In times gone by, much emphasis was placed on each person preparing their hearts before coming to the Lord’s Supper table. This came from taking 1 Corinthians 11:27-32 seriously, which speaks of the need for self-examination and self-judgement, to make the most of the Lord’s Supper itself and to avoid God’s judgement for taking it ‘unworthily’.
One old order of service talks about the Lord’s Supper like this: “For as the benefit is great, if with a true penitent heart and lively faith we receive that holy Sacrament… so is the danger great, if we receive the same unworthily.”
“For as the benefit is great, if with a true penitent heart and lively faith we receive that holy Sacrament… so is the danger great, if we receive the same unworthily.”
Of course, this doesn’t mean that only those who are completely perfect get to take part in the Lord’s Supper. If that were true, the bread and wine would go untouched! Rather it means that those who come are those who have a living faith in Jesus, are trusting him for salvation, and desire to recognise and turn away from their sin. In fact, those who claim to be perfect may actually be those who are ‘unworthy’, who have given into their sin with desensitised consciences (see 1 Timothy 4:2), and who deny their need for God’s continuous mercy and grace through Jesus (see 1 John 1:8, 10).
Often in our services, the encouragement to prepare hearts for the Lord’s Supper happens a few minutes before we serve the bread and grape juice. Not that long ago (and I’m sure some churches still do), the pastor would encourage the congregation the week before to begin preparing for the Lord’s Supper next Sunday.

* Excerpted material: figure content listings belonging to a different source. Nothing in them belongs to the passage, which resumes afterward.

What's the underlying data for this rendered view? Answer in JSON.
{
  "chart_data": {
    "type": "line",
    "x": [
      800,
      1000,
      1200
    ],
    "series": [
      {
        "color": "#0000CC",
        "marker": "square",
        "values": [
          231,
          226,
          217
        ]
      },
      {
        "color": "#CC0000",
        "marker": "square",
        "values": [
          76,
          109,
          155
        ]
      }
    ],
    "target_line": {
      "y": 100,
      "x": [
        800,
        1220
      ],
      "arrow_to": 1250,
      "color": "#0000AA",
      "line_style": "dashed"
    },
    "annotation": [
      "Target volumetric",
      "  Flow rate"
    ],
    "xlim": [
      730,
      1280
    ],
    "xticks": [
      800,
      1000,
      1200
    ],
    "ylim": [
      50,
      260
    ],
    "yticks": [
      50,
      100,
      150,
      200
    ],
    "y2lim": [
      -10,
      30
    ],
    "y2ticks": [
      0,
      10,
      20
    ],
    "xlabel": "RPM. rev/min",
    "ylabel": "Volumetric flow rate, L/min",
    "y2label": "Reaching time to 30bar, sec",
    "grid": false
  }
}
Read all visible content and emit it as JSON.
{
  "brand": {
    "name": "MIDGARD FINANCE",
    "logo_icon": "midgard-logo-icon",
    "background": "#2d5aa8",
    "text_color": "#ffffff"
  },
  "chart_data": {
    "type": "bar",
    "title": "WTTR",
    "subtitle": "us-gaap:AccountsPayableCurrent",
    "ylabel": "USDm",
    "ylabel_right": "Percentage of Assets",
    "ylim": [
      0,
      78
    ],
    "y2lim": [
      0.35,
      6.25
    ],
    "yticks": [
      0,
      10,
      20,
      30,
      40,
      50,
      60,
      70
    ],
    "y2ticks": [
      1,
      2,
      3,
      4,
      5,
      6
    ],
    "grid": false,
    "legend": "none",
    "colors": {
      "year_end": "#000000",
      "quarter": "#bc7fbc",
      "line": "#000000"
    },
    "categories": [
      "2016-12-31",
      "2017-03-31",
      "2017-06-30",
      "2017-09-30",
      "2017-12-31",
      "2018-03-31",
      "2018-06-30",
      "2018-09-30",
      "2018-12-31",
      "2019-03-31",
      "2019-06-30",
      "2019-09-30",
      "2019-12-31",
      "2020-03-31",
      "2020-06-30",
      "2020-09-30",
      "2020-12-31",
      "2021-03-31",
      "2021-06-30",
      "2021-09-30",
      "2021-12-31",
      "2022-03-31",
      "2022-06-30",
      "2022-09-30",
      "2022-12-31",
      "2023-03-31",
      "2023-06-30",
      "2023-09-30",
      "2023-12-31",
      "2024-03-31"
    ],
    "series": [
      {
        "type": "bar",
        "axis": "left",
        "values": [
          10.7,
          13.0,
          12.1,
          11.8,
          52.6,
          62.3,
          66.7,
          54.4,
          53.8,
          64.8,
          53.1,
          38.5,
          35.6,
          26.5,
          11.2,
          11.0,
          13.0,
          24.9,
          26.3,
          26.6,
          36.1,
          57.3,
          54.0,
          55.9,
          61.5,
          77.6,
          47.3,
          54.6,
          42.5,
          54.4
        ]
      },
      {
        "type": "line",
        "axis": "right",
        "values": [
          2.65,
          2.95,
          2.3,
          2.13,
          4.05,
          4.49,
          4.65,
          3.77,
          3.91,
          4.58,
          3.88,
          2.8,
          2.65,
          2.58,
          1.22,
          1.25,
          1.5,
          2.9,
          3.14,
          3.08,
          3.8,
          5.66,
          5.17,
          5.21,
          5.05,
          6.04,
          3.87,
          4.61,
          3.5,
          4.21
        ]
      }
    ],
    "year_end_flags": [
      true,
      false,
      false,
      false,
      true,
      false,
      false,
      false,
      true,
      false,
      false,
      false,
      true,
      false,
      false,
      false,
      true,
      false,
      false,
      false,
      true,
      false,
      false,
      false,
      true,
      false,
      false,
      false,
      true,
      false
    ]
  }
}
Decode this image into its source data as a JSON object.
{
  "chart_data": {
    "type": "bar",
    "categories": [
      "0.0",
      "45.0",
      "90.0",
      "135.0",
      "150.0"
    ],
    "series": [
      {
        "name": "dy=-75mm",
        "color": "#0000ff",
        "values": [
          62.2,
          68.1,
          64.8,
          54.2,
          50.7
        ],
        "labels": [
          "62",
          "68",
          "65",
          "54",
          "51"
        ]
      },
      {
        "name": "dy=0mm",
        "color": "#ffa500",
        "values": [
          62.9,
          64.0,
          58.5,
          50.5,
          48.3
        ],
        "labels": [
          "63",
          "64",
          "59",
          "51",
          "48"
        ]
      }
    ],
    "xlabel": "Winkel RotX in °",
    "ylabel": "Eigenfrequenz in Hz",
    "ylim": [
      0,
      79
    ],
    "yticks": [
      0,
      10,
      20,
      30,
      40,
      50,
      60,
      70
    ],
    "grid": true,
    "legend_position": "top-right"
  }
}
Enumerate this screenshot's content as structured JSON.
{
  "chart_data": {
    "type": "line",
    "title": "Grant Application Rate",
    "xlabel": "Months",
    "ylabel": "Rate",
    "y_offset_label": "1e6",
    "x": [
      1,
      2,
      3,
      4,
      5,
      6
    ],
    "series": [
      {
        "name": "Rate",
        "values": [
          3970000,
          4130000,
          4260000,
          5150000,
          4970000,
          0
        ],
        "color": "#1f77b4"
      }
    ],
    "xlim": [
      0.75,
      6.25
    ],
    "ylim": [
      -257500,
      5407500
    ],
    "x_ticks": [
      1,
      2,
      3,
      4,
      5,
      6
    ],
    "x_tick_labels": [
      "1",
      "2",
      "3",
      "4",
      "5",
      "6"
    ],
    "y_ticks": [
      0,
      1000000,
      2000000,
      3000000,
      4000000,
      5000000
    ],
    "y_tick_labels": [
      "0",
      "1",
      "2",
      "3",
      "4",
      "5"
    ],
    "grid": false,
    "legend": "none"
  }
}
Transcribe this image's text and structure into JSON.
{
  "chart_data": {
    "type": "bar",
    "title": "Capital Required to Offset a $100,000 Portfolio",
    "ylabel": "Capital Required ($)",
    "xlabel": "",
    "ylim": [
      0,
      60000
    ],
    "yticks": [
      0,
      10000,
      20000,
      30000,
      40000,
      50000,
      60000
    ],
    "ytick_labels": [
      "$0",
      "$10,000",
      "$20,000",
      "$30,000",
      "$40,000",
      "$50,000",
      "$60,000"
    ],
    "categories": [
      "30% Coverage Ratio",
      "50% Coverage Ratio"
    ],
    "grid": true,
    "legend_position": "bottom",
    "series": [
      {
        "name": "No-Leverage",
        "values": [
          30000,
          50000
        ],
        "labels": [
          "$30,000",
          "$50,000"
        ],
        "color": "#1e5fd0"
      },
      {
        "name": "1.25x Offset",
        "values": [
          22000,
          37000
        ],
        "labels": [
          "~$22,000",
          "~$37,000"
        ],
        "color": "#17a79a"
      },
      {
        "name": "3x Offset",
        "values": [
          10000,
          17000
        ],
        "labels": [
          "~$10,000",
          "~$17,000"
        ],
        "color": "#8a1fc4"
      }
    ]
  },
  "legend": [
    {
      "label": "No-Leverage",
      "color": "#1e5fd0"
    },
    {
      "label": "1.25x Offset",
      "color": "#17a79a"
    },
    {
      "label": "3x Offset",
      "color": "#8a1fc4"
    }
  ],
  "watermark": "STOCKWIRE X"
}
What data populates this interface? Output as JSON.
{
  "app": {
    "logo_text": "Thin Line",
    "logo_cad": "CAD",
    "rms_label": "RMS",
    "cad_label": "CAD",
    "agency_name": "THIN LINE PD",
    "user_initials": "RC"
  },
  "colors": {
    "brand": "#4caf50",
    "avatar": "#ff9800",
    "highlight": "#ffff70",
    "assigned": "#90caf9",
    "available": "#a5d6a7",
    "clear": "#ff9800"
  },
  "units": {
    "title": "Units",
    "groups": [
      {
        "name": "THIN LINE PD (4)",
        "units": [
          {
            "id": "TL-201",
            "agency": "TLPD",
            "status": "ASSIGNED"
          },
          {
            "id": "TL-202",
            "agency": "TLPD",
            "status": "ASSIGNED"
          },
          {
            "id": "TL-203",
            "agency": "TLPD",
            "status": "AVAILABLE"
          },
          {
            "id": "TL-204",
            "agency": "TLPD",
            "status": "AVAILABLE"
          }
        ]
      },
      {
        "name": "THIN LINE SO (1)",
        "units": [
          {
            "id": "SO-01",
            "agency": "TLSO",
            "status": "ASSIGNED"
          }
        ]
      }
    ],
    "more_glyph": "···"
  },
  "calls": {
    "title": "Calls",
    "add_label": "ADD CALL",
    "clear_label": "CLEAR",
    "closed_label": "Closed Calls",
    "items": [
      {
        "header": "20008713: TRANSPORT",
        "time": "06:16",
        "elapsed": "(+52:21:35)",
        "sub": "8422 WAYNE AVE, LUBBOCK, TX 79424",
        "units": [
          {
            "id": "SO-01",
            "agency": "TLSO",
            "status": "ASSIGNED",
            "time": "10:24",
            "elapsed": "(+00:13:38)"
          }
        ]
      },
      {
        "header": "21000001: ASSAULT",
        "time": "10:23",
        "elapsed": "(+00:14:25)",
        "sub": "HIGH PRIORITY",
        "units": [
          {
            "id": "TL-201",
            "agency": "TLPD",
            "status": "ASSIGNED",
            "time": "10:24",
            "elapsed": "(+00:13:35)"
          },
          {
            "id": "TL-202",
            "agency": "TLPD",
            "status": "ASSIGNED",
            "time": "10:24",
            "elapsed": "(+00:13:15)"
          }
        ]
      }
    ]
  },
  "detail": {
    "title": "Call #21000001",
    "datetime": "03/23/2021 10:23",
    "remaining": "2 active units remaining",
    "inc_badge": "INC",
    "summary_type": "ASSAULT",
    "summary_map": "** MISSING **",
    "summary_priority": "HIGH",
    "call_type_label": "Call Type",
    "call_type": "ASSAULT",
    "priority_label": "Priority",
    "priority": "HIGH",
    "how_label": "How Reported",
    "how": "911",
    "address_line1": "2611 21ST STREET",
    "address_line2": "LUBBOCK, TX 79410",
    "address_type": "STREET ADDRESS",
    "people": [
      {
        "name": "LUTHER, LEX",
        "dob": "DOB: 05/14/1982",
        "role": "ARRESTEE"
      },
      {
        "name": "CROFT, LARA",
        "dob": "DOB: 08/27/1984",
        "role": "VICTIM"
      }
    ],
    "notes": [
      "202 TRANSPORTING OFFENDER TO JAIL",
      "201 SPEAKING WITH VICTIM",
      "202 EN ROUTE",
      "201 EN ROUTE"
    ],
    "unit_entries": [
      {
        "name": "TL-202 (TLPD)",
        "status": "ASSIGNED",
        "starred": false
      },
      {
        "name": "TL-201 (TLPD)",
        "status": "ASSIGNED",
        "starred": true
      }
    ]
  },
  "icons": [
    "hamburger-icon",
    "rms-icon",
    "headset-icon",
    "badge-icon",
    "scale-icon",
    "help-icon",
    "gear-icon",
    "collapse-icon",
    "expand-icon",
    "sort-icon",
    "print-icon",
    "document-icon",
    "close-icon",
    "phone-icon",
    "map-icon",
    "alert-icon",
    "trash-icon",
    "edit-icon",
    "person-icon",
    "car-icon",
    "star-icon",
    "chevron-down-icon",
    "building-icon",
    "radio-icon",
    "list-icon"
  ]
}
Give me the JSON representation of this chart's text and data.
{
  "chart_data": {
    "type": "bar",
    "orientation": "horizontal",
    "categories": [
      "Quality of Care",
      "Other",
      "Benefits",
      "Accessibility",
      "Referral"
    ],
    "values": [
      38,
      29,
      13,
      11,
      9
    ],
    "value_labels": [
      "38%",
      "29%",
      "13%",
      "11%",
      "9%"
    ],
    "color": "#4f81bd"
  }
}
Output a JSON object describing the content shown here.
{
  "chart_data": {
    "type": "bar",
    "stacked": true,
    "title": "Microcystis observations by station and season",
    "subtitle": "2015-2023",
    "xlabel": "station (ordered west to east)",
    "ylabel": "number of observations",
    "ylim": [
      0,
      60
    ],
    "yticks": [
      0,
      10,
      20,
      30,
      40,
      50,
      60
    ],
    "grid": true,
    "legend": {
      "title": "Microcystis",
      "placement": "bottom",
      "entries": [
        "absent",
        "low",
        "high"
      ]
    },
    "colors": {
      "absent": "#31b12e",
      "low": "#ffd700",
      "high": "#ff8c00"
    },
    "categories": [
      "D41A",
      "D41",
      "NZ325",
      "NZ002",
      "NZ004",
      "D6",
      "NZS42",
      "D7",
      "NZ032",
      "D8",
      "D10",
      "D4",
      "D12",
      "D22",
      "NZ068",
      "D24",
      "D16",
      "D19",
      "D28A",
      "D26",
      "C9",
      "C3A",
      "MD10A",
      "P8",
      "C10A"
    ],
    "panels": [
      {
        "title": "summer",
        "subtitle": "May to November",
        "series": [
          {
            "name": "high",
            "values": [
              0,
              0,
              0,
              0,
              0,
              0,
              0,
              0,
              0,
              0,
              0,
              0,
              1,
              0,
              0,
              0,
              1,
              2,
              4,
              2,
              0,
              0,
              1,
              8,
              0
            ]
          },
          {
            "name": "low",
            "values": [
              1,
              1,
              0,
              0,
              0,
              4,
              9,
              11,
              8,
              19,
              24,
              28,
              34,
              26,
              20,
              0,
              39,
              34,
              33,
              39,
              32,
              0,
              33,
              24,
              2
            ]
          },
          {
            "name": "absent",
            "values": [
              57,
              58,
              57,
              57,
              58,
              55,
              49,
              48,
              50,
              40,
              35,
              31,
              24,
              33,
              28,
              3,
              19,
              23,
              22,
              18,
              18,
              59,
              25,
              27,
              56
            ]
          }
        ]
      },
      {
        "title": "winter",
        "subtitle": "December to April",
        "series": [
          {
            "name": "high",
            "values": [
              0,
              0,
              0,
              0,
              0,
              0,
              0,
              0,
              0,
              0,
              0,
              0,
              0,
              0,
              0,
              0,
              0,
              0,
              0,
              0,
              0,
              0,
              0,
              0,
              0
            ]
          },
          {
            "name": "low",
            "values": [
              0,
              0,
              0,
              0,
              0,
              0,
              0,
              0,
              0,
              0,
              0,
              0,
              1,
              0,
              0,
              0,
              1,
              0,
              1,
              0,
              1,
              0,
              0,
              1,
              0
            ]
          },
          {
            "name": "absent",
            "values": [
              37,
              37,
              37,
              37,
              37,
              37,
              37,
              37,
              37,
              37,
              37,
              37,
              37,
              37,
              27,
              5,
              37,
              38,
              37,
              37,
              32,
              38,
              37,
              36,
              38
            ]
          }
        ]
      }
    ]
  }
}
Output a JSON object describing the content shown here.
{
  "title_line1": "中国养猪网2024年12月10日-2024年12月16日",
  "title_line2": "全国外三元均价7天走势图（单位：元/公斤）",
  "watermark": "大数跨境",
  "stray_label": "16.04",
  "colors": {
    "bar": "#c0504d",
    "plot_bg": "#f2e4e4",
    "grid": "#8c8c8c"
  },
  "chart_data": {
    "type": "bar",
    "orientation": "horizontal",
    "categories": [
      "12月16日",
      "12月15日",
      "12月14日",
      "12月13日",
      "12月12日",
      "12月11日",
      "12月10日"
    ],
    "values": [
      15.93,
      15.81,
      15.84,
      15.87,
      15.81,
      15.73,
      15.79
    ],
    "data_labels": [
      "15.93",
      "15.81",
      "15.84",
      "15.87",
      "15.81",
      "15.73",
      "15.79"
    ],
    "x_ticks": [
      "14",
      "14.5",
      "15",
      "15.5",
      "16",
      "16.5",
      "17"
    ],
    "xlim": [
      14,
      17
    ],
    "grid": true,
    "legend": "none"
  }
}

This preparation usually involved some personal reflection during the week on what the Lord’s Supper actually means, perhaps by reading and reflecting on passages of Scripture such as Matthew 26:26-29, Luke 22:14-23 or 1 Corinthians 11:23-32. It involved measuring profession by practice (Matthew 12:8). It involved serious searching and examining of hearts by meditating on such Scriptures as Mark 12:29-31, and, if necessary, acting upon what was discovered. That may mean confessing and repenting before the Lord of sins you were previously unaware of. It may mean forgiving someone, as Jesus forgave you (Ephesians 4:32). It may mean going to a person you have sinned against and making things right (Matthew 5:23-24), as far as you are able, in the Lord’s strength (Romans 12:18).
There was often an invitation too, that if anyone preparing their hearts for the Lord’s Supper remains troubled, struggles with a nagging conscience, or doubts the fullness of God’s grace for them in Jesus, they should come and see the pastor for counsel so thatthey can enjoy the Lord’s Supper with the rest of the church. And there’s a whole week to do that. (I would gladly meet with anyone who feels they need counsel, advice or comfort because they want to take the Lord’s Supper this Sunday).
We intend to celebrate the Lord’s Supper this Sunday at our 7.45am and 9.30am services. What preparation might you need to make over the next few days before you come to the Lord’s Table?